The answer in three registers

Brief. Power should be used in ways that strengthen rather than deplete the conditions of its own continued legitimate existence. This is structural, not aspirational.

Mid-length. Power should be used in ways that satisfy all five constitutional virtues — self-limiting, fragility-aware, diversity-preserving, non-dominating, legitimacy-maintaining — applied to whatever substantive purpose the powerful actor genuinely holds. The framework specifies the architecture within which any legitimate purpose must be pursued, without specifying the purpose itself, because specifying the purpose would be the deepest form of overreach.

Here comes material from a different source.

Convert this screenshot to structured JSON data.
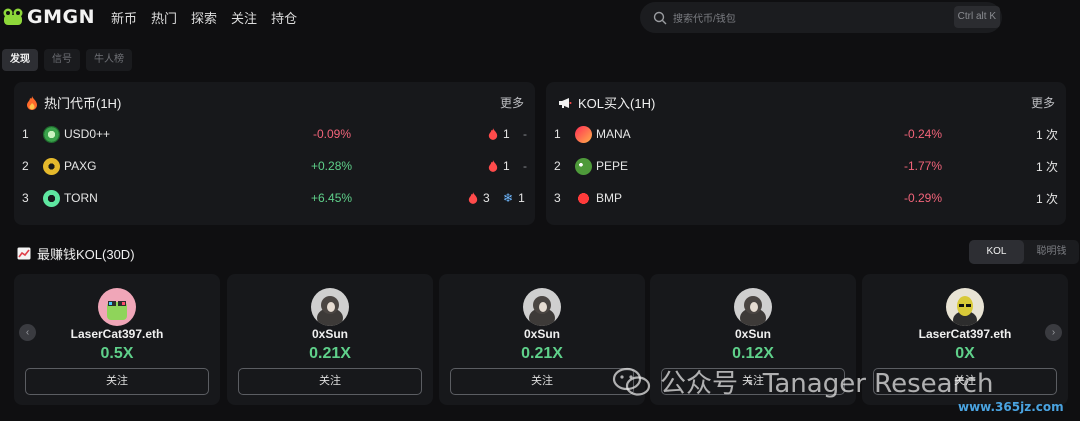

Full. Power should be used from constitutional ground (V9 inward), as the action of a constitutionally constituted identity (V5), governed by the renewal mechanism that responds to genuine encounter (V6), embedded in shared constitutional order with mutual accountability (V7), originating action from genuine landscape perception only when the six threshold criteria are satisfied (V8), with explicit responsibility for evolutionary stability at landscape scale, executed through public Warrant with formal challenge opportunity, and subject to longitudinal review (V9 outward). Within this architecture, the substantive purposes power may legitimately serve are plural — there is no single answer about what power should aim at, and a framework that gave one would, in that giving, become part of the problem.

A direct closing

The question's framing — "what should power be used for?" — assumes that power has a proper purpose discoverable in advance. The framework's reading is different: power has structural conditions for legitimate use that are specifiable, and within those conditions a plurality of legitimate substantive purposes can be pursued by genuinely diverse constitutional actors.

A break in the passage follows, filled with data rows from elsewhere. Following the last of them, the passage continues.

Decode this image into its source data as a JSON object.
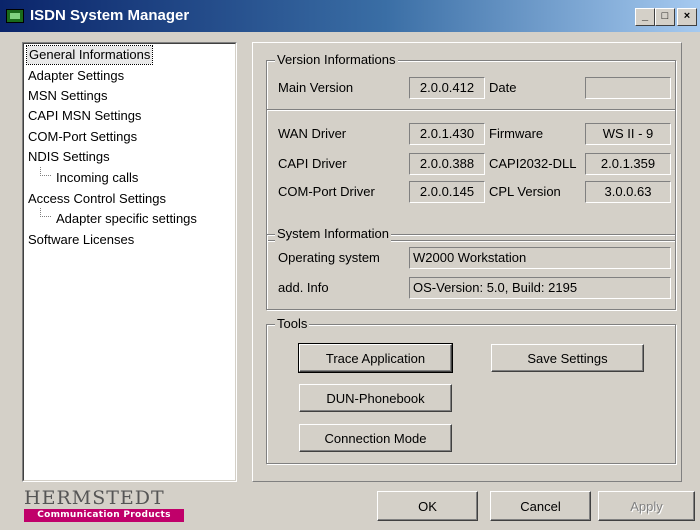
{
  "window": {
    "title": "ISDN System Manager"
  },
  "tree": {
    "items": [
      {
        "label": "General Informations",
        "selected": true
      },
      {
        "label": "Adapter Settings"
      },
      {
        "label": "MSN Settings"
      },
      {
        "label": "CAPI MSN Settings"
      },
      {
        "label": "COM-Port Settings"
      },
      {
        "label": "NDIS Settings"
      },
      {
        "label": "Incoming calls",
        "child": true
      },
      {
        "label": "Access Control Settings"
      },
      {
        "label": "Adapter specific settings",
        "child": true
      },
      {
        "label": "Software Licenses"
      }
    ]
  },
  "version": {
    "title": "Version Informations",
    "main_version_label": "Main Version",
    "main_version": "2.0.0.412",
    "date_label": "Date",
    "date": "",
    "wan_label": "WAN Driver",
    "wan": "2.0.1.430",
    "firmware_label": "Firmware",
    "firmware": "WS II - 9",
    "capi_label": "CAPI Driver",
    "capi": "2.0.0.388",
    "capi2032_label": "CAPI2032-DLL",
    "capi2032": "2.0.1.359",
    "com_label": "COM-Port Driver",
    "com": "2.0.0.145",
    "cpl_label": "CPL Version",
    "cpl": "3.0.0.63"
  },
  "system": {
    "title": "System Information",
    "os_label": "Operating system",
    "os": "W2000 Workstation",
    "info_label": "add. Info",
    "info": "OS-Version: 5.0, Build: 2195"
  },
  "tools": {
    "title": "Tools",
    "trace": "Trace Application",
    "save": "Save Settings",
    "dun": "DUN-Phonebook",
    "connection": "Connection Mode"
  },
  "footer": {
    "logo_name": "HERMSTEDT",
    "logo_sub": "Communication Products",
    "ok": "OK",
    "cancel": "Cancel",
    "apply": "Apply"
  },
  "colors": {
    "title_start": "#0a246a",
    "title_end": "#a6caf0",
    "logo_bar": "#c0006a"
  },
  "icons": {
    "app": "isdn-app-icon",
    "minimize": "minimize-icon",
    "maximize": "maximize-icon",
    "close": "close-icon"
  }
}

The framework's most distinctive claim is that the worry behind the question — that power without proper purpose becomes destructive — is correct but mislocated. The destructiveness comes not from absence of purpose but from absence of architecture. Power directed at the noblest purpose without constitutional architecture is, on the framework's reading, structurally on the same trajectory as power directed at the worst purpose. What separates legitimate from illegitimate use is not the aim but the structure of operation.

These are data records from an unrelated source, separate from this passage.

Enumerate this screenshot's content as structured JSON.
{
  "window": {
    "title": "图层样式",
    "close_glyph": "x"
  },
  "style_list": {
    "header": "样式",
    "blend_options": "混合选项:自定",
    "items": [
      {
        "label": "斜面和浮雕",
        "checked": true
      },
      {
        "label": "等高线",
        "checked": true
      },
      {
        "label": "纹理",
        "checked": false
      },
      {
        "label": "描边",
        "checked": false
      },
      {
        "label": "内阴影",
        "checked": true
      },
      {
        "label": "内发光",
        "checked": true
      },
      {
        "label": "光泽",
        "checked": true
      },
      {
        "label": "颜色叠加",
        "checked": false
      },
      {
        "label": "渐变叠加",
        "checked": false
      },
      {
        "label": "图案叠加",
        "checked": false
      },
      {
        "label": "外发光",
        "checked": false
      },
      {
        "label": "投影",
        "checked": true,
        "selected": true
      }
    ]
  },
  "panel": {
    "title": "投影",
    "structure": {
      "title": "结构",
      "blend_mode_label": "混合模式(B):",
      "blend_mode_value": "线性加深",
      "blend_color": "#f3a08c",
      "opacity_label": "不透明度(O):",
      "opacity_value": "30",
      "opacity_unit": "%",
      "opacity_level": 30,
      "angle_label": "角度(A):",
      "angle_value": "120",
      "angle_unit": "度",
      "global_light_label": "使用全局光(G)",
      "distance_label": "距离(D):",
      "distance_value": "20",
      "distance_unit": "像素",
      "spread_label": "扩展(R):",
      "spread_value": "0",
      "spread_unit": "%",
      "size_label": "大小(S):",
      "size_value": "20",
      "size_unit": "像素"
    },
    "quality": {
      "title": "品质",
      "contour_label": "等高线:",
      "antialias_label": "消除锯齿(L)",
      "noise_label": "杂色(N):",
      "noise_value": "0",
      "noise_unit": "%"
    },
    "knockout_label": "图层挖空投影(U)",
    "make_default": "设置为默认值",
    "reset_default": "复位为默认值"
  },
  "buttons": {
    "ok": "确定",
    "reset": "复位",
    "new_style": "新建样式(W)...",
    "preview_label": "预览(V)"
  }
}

So the deepest answer the framework gives is: power should be used as the action of constitutionally constituted identity, governed by the five virtues internalised as dispositions rather than applied as constraints, embedded in polycentric accountability, originating from genuine constitutional perception of what the landscape requires, and continuously responsible for the evolutionary stability of the substrate on which its continued operation depends. That is not a purpose for power. It is the form power takes when it is durable, legitimate, and worthy of the name. Within that form, what specific aims it serves is a question for the plural constitutional actors who hold it — and the framework is explicit that this plurality is not a defect to be overcome but the structural condition the framework exists to protect.

That is the framework's answer. It refuses the substantive form of the question and replaces it with an architectural specification — and the refusal is itself the deepest part of the answer, because it is the move that prevents the framework from becoming the kind of monopoly on legitimate purpose that the framework was designed to make impossible.